Becky Hammon Is Not a Traitor
A confession: except for the basketball, I don’t watch the Summer Olympics. In part, that’s because I’m not particularly interested in the medal sports. The more significant reason, though, is that I simply can’t stomach the rampant jingoism that inevitably accompanies the Games. Case in point — the reaction to Becky Hammon’s decision to play basketball for the Russian team:
The other day, Anne Donovan, former sweetheart of Old Dominion basketball and current coach of the U.S. Olympic team, called Hammon a traitor. What Hammon is doing, Donovan said, “is unfathomable to me.”
Detractors notwithstanding, Hammon is going ahead with her summer plans. In Beijing, this small-town girl from Rapid City, S.D., will be living out her American dream… by playing point guard for the Russians.
“I don’t expect everybody to understand or jump on my bandwagon,” Hammon said recently.
She’s a 10-year veteran of the WNBA who finished second in the MVP voting last year playing for the San Antonio Silver Stars but, until recently, she flew very low under the radar. Now she’s an Internet target who’s being asked to defend her patriotism.
“I know how I feel about my country,” she said. “I’m very proud of what America represents to the world. But this is a basketball game. This is not life or death.”
Hammon will enter Beijing National Stadium during the opening ceremonies under the Russian flag, wearing Russian colors. She has no genealogical connection to the country but was granted a Russian passport after signing a seven-figure contract with a professional team in Moscow over the winter.
Despite her WNBA credentials, at 31, she had never been invited to try out for the U.S. squad until after signing with her Russian club. The gesture was too little, too late as far as she was concerned.
Hammon could have been like thousands of U.S. athletes with thwarted Olympic ambitions. Instead, she chose the unorthodox, less-traveled route – seizing her one shot at the dream, knowing it would leave her open to abuse from self-styled patriots, cold warriors and anyone for whom the Olympics are more about nationalism than athleticism.
“If you play in this country, live in this country and you grow up in the heartland – and you put on a Russian uniform – you are not a patriotic person,” Donovan said.
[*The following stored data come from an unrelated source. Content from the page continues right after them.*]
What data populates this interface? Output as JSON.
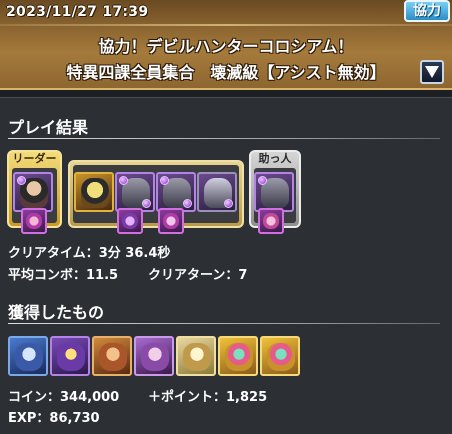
{
  "header": {
    "timestamp": "2023/11/27 17:39",
    "mode_badge": "協力",
    "dungeon_title": "協力！デビルハンターコロシアム！",
    "floor_title": "特異四課全員集合　壊滅級【アシスト無効】"
  },
  "result": {
    "section_title": "プレイ結果",
    "leader_label": "リーダー",
    "helper_label": "助っ人",
    "clear_time": "クリアタイム：3分 36.4秒",
    "avg_combo": "平均コンボ：11.5",
    "clear_turns": "クリアターン：7"
  },
  "drops": {
    "section_title": "獲得したもの",
    "coins": "コイン：344,000",
    "points": "＋ポイント：1,825",
    "exp": "EXP：86,730"
  },
  "colors": {
    "accent_gold": "#c89a2c",
    "attribute_dark": "#8a2bd6",
    "badge_blue": "#2b8ec7"
  }
}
I could perhaps understand (though would still deplore) calling Hammon a traitor if she had been invited to play for the U.S. Olympic team but chose to play for the Russian team instead. But that’s not the case. Her choice was a simple one: play for Russia or not play Olympic basketball — probably ever. After all, she is 31; the chances that she will be playing better in 2012 are next to zero. So I think it’s perverse to call her a traitor simply because she would rather live out her dream of playing in the Olympics than be a “true American” and stay home.